Profiling Models in ExecuTorch¶
Profiling in ExecuTorch gives users access to these runtime metrics:
Model Load Time.
Operator Level Execution Time.
Delegate Execution Time.
If the delegate that the user is calling into has been integrated with the SDK, then users will also be able to access delegated operator execution time.
End-to-end Inference Execution Time.
One uniqe aspect of ExecuTorch Profiling is the ability to link every runtime executed operator back to the exact line of python code from which this operator originated. This capability enables users to easily identify hotspots in their model, source them back to the exact line of Python code, and optimize if chosen to.
We provide access to all the profiling data via the Python Inspector API. The data mentioned above can be accessed through these interfaces, allowing users to perform any post-run analysis of their choice.
Steps to Profile a Model in ExecuTorch¶
[Optional] Generate an ETRecord while you’re exporting your model. If provided this will enable users to link back profiling details to eager model source code (with stack traces and module hierarchy).

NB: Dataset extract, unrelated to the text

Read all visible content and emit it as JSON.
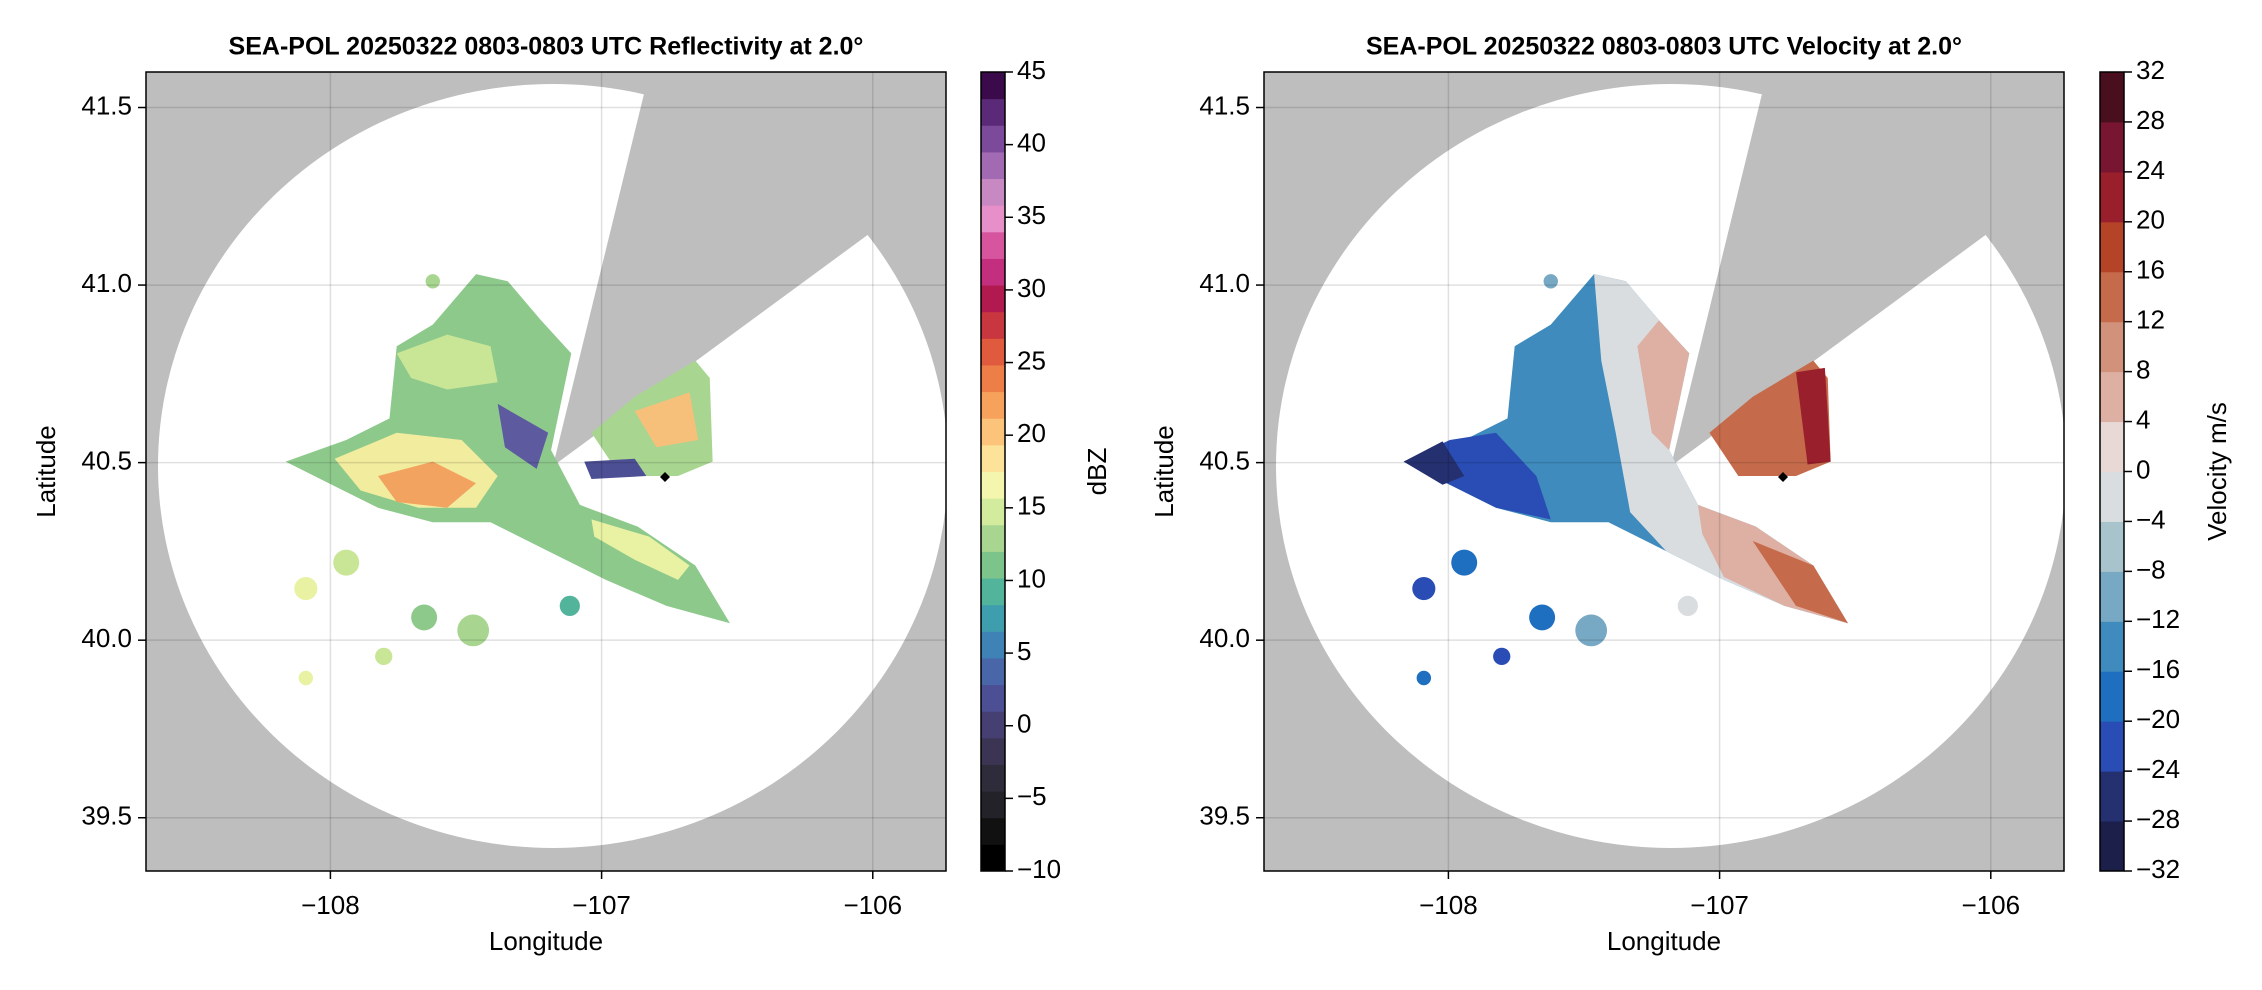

Build the runtime with the pre-processor flags that enable profiling. Detailed in the ETDump documentation.
Run your Program on the ExecuTorch runtime and generate an ETDump.
Create an instance of the Inspector API by passing in the ETDump you have sourced from the runtime along with the optionally generated ETRecord from step 1.
Through the Inspector API, users can do a wide range of analysis varying from printing out performance details to doing more finer granular calculation on module level.
Please refer to the SDK tutorial for a step-by-step walkthrough of the above process on a sample model.